Live at The Brudenell Social Club, Leeds 6th September 2018
He’s got a great voice, has David Ramirez, but that’s not enough to bring in more than a token audience on a Tuesday in peak gig season. It’s a shame, as this time David has brought a full band. Perhaps it’s the small crowd that fails to inspire, but the set is never more than workmanlike.
Promisingly, the interval is soundtracked by Neil Young and the influence shows at times. The third song has a strong sense of late-eighties Young – minor sevenths and hard rocking. It’s one of the stronger pieces – angry about America’s promise to the migrant being back-pedalled by a white power elite. In theme it reminds me of Lou Reed’s Dirty Boulevard. The next song is more typical – Telephone Lovers, and carries a slow, weeping pedal steel. It’s a good band, with that pedal steel able to float and wrap like a silken ghost. The bass is regularly interesting and the keys so right that they become invisible. Songs switch between gentle Americana, singer-songwriter confessionals and full band rocking – which Ramirez clearly enjoys.
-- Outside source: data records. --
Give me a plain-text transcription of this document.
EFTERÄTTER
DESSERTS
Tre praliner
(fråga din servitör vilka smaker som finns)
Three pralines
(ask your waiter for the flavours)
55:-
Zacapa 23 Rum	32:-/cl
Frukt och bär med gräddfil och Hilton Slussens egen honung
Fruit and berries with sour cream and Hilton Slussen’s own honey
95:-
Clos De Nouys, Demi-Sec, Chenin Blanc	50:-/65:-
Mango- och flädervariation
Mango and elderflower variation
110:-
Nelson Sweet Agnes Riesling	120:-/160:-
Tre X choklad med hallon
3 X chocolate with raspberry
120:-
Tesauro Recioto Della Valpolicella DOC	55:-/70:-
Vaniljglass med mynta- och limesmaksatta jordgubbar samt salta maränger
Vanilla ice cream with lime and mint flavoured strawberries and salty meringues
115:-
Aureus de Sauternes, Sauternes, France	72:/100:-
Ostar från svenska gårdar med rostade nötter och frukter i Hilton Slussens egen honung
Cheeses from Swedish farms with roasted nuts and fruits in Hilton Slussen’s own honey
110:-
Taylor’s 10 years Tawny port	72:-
It’s the material that lets things down. Time is a song about drinking on a Tuesday that strays towards novelty country & western when the emotional import intends to run deeper A lot of songs are about feeling guilty about drinking and create a sense of the autobiographical without the emotional honesty that marks out really successful Americana. Most of the songs are about love or a slice of life or confessional and, as I listened, I wished they had the lyrical fluency to really connect. Songs like Dancing And Vodka – “I want to take you dancing in your own living room” – carry too much of the weight of quirky Nashville creations to engage the heart. Alternatively a song about growing up and selling songs instead of only singing for passion (“how do you make it last”) rings a little tritely.
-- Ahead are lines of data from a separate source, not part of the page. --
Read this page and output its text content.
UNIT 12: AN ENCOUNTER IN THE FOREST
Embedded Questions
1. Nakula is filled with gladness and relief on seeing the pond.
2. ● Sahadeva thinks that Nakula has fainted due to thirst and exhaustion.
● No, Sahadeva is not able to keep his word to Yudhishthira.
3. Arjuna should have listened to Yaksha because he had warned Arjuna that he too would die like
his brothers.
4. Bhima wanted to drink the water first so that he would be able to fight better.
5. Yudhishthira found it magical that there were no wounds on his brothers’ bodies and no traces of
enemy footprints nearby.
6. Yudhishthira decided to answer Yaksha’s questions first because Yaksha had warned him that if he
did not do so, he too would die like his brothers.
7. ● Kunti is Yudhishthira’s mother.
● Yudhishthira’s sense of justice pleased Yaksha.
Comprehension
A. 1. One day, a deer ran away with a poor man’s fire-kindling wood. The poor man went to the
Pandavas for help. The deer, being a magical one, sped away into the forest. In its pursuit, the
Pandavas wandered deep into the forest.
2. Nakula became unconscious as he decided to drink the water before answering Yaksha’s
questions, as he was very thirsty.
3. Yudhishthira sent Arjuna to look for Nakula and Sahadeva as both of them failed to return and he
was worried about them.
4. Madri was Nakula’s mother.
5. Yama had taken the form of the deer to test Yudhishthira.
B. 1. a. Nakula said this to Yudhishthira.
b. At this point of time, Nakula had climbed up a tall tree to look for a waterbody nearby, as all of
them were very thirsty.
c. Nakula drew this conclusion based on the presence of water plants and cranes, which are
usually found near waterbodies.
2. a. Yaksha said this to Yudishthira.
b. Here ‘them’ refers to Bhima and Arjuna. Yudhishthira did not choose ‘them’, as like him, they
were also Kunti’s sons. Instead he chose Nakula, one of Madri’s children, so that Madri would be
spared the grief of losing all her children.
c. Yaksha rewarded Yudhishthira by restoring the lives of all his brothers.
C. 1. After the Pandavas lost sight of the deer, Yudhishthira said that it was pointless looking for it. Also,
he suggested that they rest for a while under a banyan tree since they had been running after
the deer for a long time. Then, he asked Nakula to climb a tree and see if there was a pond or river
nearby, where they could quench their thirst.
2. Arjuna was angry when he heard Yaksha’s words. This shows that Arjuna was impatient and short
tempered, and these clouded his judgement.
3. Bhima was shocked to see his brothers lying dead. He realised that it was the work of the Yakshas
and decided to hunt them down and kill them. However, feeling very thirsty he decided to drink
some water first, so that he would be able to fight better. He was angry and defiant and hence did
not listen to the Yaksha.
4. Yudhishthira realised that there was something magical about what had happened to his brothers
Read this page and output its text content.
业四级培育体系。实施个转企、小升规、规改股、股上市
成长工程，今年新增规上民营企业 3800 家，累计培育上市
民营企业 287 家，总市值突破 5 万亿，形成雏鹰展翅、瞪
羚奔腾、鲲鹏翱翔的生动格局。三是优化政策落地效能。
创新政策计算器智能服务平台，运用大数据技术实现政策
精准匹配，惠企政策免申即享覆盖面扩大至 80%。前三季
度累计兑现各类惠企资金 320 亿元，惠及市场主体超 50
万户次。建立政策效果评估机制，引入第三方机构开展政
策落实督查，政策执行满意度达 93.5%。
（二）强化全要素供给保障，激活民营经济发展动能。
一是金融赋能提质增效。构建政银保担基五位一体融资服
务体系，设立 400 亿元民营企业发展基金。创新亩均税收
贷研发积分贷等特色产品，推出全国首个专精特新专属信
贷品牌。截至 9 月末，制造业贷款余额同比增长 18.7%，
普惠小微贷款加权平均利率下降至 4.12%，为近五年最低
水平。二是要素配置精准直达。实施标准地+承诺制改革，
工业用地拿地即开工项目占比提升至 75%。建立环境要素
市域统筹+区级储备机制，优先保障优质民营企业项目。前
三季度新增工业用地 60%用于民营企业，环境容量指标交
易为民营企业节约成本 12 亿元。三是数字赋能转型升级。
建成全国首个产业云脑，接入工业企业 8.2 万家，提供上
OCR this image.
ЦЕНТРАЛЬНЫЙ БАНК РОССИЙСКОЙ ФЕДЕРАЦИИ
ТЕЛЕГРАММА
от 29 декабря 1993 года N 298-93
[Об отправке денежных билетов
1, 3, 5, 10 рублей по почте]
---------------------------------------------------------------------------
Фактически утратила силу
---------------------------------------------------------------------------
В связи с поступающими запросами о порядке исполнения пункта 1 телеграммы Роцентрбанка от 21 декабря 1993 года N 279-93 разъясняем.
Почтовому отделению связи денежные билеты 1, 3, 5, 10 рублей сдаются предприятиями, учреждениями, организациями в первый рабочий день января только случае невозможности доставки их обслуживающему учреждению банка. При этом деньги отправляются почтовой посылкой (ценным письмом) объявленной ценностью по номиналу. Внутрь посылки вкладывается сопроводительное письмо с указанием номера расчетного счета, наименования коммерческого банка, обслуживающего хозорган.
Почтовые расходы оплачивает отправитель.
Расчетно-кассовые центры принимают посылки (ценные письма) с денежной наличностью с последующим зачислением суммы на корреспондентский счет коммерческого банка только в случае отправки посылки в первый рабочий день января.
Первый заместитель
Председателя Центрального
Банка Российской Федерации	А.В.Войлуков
I love hearing new things and I deliberately approached David Ramirez without listening to the albums, expecting to be won over by the voice. Sadly, I found a strong voice and the very best intentions hampered by adequate material. That’s the way it goes and it’s always worth giving an act a listen. Ramirez feels his material strongly and the themes are strong, yet somehow there is too much run-of-the-mill sentiment allied to expression that belongs in mainstream country.